Worn Smooth between Devourings by Lauren Camp
Beacon, New York. NYQ Books. 2023. 73 pages.
I do not know of a word that encompasses the feelings of grief, anxiety, and utter calmness in one collected idea, but Lauren Camp has created a need for it in her latest book of poetry, Worn Smooth between Devourings. This book delves into the despair of the mundane: grocery lists, refrigerator magnets, a dog’s tongue, and the number of birds in a tree. The stillness of these reflections becomes abysmal, or absurd, or both; as she says in the poem “For Sale,” “I think we all want / to conjure new ways to loop / from daily rituals.”
It’s the complacent comfort that brings the hint of unease throughout this collection; the pain of knowing one’s day-to-day life is not left wanting for food, shelter, or safety, and yet across the world there is endless suffering, as the speaker of the same poem prophetically asks, “Did you know there is new violence / in Gaza, people throwing burning tires and rocks?” The speaker reminds her reader just how delicately balanced this world is, for better or worse. She expresses the kind of despair one experiences for feeling helpless in the face of others’ suffering. This is where white noise becomes a survival mechanism: the counting of birds in a tree, or taking advice from magnets: “My magnets tell me to expect nothing, / to never stop wanting. They repeat every day.”

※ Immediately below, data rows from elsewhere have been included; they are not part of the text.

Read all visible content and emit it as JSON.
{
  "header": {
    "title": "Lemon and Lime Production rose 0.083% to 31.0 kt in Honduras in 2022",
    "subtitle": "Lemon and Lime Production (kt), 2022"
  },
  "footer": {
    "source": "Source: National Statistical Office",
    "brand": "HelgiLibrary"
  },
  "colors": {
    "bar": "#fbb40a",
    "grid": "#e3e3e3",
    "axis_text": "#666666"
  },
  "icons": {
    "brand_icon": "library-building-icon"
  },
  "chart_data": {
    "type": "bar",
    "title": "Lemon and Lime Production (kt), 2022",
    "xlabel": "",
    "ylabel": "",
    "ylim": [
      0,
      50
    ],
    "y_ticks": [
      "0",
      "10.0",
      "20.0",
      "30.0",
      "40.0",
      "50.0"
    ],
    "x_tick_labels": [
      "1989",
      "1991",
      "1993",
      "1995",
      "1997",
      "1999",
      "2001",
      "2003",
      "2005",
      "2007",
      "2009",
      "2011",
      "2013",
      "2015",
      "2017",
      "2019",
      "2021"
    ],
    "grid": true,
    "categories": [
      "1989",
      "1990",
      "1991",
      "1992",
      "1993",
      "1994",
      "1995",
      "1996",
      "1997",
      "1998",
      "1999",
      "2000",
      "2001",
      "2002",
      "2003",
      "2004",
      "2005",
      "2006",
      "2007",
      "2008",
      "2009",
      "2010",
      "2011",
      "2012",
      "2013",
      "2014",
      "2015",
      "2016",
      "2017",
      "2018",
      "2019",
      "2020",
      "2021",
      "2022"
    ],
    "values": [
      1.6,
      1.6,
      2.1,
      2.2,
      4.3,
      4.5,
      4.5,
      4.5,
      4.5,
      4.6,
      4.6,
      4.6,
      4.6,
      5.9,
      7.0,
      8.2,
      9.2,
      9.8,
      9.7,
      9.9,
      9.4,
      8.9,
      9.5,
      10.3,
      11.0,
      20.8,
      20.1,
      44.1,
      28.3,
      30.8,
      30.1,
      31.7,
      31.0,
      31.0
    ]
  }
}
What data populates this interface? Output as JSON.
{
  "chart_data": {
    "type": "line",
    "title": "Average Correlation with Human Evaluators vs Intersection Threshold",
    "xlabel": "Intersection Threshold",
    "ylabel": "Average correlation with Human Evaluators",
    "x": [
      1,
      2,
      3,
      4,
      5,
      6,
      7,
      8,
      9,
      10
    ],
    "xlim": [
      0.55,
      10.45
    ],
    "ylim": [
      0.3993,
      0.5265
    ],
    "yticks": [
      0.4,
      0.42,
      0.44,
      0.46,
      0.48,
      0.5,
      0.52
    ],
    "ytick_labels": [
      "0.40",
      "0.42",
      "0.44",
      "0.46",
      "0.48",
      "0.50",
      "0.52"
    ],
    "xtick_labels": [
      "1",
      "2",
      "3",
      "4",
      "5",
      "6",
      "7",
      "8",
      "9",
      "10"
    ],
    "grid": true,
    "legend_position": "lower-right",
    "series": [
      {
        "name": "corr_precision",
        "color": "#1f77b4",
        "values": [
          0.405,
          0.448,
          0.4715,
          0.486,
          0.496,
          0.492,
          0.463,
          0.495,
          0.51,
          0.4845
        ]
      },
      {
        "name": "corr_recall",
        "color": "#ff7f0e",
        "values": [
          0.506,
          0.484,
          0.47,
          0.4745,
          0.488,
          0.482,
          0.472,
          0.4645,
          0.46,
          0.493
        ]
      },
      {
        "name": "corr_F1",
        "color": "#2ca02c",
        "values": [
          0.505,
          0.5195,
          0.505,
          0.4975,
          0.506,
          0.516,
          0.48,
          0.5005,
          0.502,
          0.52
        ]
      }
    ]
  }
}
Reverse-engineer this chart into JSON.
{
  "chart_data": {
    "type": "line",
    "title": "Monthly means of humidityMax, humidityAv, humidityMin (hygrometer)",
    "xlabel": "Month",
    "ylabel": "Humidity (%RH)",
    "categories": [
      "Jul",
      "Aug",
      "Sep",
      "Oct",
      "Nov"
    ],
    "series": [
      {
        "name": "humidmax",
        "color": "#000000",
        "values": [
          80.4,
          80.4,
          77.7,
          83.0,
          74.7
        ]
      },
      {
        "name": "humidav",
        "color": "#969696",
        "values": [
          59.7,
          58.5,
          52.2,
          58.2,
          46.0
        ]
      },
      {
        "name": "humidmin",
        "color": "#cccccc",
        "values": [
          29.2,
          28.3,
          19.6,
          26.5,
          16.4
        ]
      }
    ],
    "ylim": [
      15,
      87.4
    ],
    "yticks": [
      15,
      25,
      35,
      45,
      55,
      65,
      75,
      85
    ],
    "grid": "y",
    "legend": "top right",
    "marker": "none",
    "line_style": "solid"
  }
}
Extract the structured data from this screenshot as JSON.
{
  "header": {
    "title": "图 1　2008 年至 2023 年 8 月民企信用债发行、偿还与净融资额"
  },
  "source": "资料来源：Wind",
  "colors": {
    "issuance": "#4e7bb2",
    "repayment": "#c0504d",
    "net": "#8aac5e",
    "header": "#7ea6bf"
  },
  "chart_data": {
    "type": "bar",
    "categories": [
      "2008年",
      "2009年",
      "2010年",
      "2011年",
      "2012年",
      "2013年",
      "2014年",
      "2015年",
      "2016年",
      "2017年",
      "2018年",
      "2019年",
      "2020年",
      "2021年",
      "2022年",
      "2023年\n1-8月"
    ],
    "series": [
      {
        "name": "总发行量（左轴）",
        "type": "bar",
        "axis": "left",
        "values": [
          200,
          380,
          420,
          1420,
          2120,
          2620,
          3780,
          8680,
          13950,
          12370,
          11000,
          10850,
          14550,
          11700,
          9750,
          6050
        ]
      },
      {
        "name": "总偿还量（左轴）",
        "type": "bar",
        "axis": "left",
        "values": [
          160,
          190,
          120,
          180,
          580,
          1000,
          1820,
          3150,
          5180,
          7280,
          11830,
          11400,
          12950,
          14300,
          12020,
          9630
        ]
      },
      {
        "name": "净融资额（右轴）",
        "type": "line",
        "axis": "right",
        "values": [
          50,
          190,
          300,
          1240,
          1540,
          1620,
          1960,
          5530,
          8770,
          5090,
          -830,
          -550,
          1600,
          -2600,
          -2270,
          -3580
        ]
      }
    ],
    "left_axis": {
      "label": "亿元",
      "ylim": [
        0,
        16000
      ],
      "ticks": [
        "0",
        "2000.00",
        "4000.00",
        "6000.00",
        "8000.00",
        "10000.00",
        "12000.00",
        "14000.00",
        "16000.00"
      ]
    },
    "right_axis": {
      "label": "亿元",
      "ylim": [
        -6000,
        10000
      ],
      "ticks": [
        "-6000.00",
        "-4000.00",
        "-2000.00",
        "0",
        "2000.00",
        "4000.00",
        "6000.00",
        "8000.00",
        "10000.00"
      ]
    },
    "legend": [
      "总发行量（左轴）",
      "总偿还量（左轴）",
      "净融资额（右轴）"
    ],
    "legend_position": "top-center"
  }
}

These poems offer strange comfort through the recounting of daily rituals, as we collectively worry about wars overseas and the next big news story. And there is comfort in reading the words the way Camp has written them in this book: austere, yet flush with emotion; deeply tragic, yet fulfilling. In her poem “White Chalet Bird House,” Camp writes, “I used to be grateful / for proof, but now want something less narrow to settle in,” and after recounting violent news stories, “I cannot sleep / through any more slaying.”
There is a steady breeze that flows through these pages, and they give ease to the dis-ease of life and distraction from a persistent existential drift. It is truly mind-bending how poetry can not only shine light in our darknesses but also completely tear us down in grief, and I wonder how it is that I feel so strangely at peace reading Worn Smooth between Devourings.